In this section, the degradation coefficient related to scattering effects (i.e., α) was controlled by means of a variable PDLC. Upper panels in Figure 8 show, for one of the subjects involved in the experiment, the original CSLO retinal images acquired for different scattering-induced levels SCL0, SCL1, and SCL2 (see Section 2 for further details). The corresponding restored images after N = 10 iterations are presented at the bottom row.
For each experimental scattering condition, Figure 9 shows the glare angles α obtained when applying the present algorithm to the CSLO images from two subjects. It is interesting to notice that for both subjects, given a scattering-induced level, the computed α values were similar. Since the subjects involved were young and healthy, the natural ocular scattering was low [22,23]. Then, the amount of scattering found corresponded exclusively to the induced counter-part, which is coherent with the results found here. The improvements in E (S) when comparing final restored and initial images were 97 (176), 101 (165), and 111 (109)% for SCL0, SCL1, and SCL2 images, respectively.
The results of the deconvolution process can be seen not only in the enhanced image quality (as measured by E and S) but also in terms of histogram equalization and recovered structural information, as Figure 10 depicts. SSIM maps (Figure 10c,d) represent the differences between the original and restored images in terms of image luminance, resolved structure (spatial resolution), and image contrast.
For high scattering levels, fine details and features of retinal images would be hidden by the superimposed veiling glare. If the algorithms properly find and restore this degradation mathematical operator, then the structural differences between original and restored images would impact the computed SSIM values, as a greater amount of spatial resolution was recovered, as shown in Figure 10.

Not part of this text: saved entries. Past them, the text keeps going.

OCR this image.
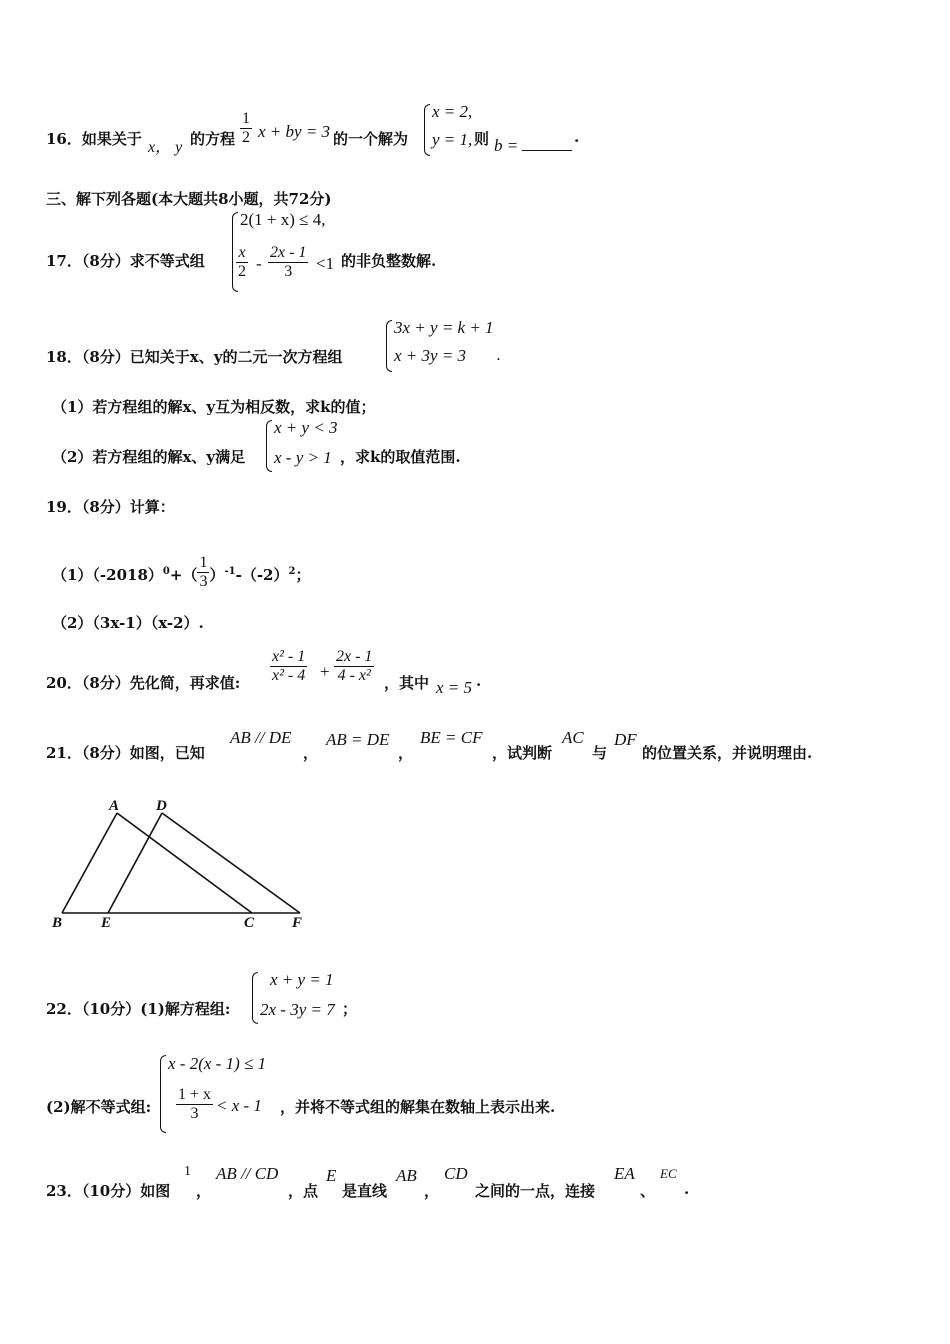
16．如果关于 x， y 的方程 $\frac{1}{2}$ x + by = 3 的一个解为
x = 2,
y = 1, 则 b =	.
三、解下列各题(本大题共8小题，共72分)
17．（8分）求不等式组
2(1 + x) ≤ 4,
$\frac{x}{2} - \frac{2x - 1}{3} <1$ 的非负整数解.
18．（8分）已知关于x、y的二元一次方程组
3x + y = k + 1
x + 3y = 3 .
（1）若方程组的解x、y互为相反数，求k的值；
（2）若方程组的解x、y满足
x + y < 3
x - y > 1 ，求k的取值范围.
19．（8分）计算：
$(1)(-2018)^0+( \frac{1}{3} )^{-1}-(-2)^2$；
（2）（3x-1）（x-2）.
20．（8分）先化简，再求值: $\frac{\text{x² - 1}}{\text{x² - 4}} + \frac{2x - 1}{\text{4 - x²}}$ ，其中 x = 5 .
21．（8分）如图，已知
AB // DE
，
AB = DE
，
BE = CF
，试判断
AC
与
DF
的位置关系，并说明理由.
A D
B	E	C	F
22．（10分）(1)解方程组:
x + y = 1
2x - 3y = 7 ；
(2)解不等式组:
x - 2(x - 1) ≤ 1
$\frac{1 + x}{3} < x - 1$ ，并将不等式组的解集在数轴上表示出来.
23．（10分）如图
1
，
AB // CD
，点
E
是直线
AB
，
CD
之间的一点，连接
EA
、
EC
.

3.3. Deconvolution of Multiphoton Microscopy Images

It is worth noting that CSLO images shown in the previous section were acquired from living human eyes, and therefore the intrinsic SA of the human cornea was present (also detected by our algorithm) in the degradation operator that combines SA and scattering contributions. In this sense, this section deals with the evaluation of the algorithm with AO-MP images of thick scattering biological tissues (see Section 2 above). Further details on this AO technique can be seen in [10].
The left column of Figure 11 presents MP images acquired in sample #1 (top) and sample #2 (bottom). As expected, these original MP images were of limited quality due to the effect of SA and scattering. Cells (in Figure 11a) and collagen fibers (in Figure 11d) were hardy distinguished due to the reduced contrast and resolution of the original images. After deconvolution, a noticeable improvement in the images was obtained (middle column).
For the sense of completeness, the images experimentally recorded through AO (i.e., just SA compensation) are also depicted (right column). A simple visualization indicates that MP images obtained through deconvolution were better that those obtained after using AO-SA compensation. This might be mainly due to two reasons: (1) SA values differ among both techniques (see Table 1) and (2) our algorithm is also capable of detecting non-negligible α values (Table 1) that further improve the quality of the restored images (this scattering was not compensated with experimental AO). Those qualitative appreciations are corroborated with the computational results of Figure 12.
Figure 12a compares the intensity histograms of the images using deconvolution (blue) and after the experimental SA correction (red). The differences in the SSIM values (see map inserted) were mainly due to the uncorrected scattering contribution that remained residual after AO operation. Image enhancement (%, in terms of E) when comparing the original acquired images and those obtained with AO-SA compensation (red bars) and after deconvolution (blue bars) are depicted in Figure 12b.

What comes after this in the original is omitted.